Le PDS a raison de demander la démission du ministre de l’Intérieur

03 - Mars - 2018

Le ministre de l’intérieur organisateur des élections au Sénégal a dit publiquement qu’il fera tout pour que les électeurs potentiels du président Macky Sall, soient tous inscrits sur les listes électorales, qu’il veillera à ce qu’ils reçoivent tous leurs cartes d’électeurs et qu’il mettra les moyens qu’il faut afin qu’ils exercent tous leur vote dans les meilleures conditions. Cela veut dire que tous ceux qui sont catalogués potentiellement opposants n’auront pas la même attention pour s’inscrire, pour récupérer leurs cartes d’électeurs et pour voter. Est-ce que le ministre de l’intérieur connait bien son rôle définit par la loi électorale en son Article L.2. « Le Ministère chargé des Elections assure la gestion des listes électorales et du fichier général des électeurs », et ceci pour tous les citoyens sans aucune distinction ou discrimination. L’Article L.3, clarifie encore son rôle et dit « Sous l’autorité du Ministre chargé des Elections, les services centraux en relation avec les Autorités Administratives assurent la mise en œuvre des prérogatives indiquées dans les articles premier ».
L’Article L.76 nous dit que « Le scrutin est secret », pourtant le ministre de l’intérieur veut lui connaître le vote de chaque citoyen qui s’inscrit sur les listes électorales avant même le jour du scrutin. Donc ce ministre de l’intérieur a malmené au moins 3 articles fondamentaux de la loi électorale et ceci est impardonnable surtout pour celui qui est du début à la fin de tout le processus.

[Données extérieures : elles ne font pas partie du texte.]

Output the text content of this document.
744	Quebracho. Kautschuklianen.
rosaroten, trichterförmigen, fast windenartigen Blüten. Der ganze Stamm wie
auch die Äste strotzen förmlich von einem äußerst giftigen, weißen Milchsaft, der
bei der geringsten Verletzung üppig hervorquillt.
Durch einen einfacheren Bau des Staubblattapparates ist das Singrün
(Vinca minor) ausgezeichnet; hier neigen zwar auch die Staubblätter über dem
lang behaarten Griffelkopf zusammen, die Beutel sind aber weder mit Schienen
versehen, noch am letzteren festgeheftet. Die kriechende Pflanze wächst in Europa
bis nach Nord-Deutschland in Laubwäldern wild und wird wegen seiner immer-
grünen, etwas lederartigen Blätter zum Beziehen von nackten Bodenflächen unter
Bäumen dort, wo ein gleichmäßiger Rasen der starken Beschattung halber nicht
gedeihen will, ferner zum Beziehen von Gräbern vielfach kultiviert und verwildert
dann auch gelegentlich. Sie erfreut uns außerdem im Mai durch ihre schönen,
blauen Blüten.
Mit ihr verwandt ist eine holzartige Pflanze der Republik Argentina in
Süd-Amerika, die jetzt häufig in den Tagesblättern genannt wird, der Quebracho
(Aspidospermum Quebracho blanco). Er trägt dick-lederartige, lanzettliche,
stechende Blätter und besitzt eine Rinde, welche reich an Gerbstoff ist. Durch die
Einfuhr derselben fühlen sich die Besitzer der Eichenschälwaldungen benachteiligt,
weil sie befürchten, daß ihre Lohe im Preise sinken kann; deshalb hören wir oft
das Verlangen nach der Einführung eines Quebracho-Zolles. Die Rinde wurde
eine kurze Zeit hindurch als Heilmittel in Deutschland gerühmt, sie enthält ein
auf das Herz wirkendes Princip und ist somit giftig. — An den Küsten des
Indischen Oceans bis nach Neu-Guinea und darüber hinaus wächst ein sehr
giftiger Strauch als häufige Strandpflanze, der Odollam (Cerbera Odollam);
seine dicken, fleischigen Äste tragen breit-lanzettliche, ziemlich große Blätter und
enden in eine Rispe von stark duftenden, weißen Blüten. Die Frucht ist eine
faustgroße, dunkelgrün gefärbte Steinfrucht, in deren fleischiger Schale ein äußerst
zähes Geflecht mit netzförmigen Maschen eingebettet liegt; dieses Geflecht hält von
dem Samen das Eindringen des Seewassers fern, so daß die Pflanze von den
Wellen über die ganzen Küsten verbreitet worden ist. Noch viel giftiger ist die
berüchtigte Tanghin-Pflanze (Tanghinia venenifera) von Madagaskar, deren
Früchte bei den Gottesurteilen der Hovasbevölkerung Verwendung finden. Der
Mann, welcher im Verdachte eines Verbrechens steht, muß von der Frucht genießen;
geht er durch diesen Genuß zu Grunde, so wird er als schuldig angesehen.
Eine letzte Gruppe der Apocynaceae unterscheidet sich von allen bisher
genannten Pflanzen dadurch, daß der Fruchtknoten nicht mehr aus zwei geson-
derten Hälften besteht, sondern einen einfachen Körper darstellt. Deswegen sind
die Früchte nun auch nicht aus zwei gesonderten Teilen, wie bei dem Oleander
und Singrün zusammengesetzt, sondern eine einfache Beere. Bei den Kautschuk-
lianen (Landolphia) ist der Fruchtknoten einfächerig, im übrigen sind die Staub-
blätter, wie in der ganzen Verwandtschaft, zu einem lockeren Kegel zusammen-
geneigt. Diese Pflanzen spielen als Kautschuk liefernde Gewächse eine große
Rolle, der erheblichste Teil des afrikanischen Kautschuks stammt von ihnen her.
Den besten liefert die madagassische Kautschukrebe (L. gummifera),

Si le PDS et aujourd’hui beaucoup de partis d’opposition réclament sa démission eh bien, ils sont dans leur droit et l’Article L.6 nous dit que « En cas de non-respect des dispositions législatives et règlementaires relatives aux élections ou référendums par une autorité administrative, la C.E.N.A, après une mise en demeure, peut prendre des décisions immédiatement exécutoires d’injonction, de rectification, de dessaisissement, de substitution d’action dans le cadre des opérations électorales et référendaires, nonobstant son pouvoir de saisine des juridictions compétentes ».
Ce que le ministre de l’intérieur oublie et qui est défini dans l’Article L.53, est que « La carte d’électeur est couplée à la carte d’identité biométrique CEDEAO. Celle-ci fait office de carte d’électeur ». Tout citoyen doit disposer de sa carte d’identité pour ses démarches administratives et pour des raisons évidentes de sécurité. Le PDS a raison de réclamer des sanctions contre le ministre de l’intérieur car l’Article L.108 dit que « Quiconque, en vue d’influencer le vote d’un corps ou collège électoral ou d’une fraction de ce corps ou collège, a fait des dons ou des libéralités de promesses ou des faveurs administratives, soit à une commune, soit à une collectivité quelconque de citoyens sera puni d’un emprisonnement de trois (03) mois à deux (02) ans et d’une amende de 20.000 à 200.000 FCFA ». Le ministre de l’intérieur dans sa déclaration devant les caméras de la 2STV, compte accorder des « faveurs administratives » aux électeurs potentiels du président Macky Sall. Pour toutes ces raisons, le mouvement Un Autre Avenir est en phase avec le PDS et toute l’opposition qui réclament la démission du ministre de l’intérieur et la nomination d’une personnalité indépendante pouvant garantir des élections libres et transparentes.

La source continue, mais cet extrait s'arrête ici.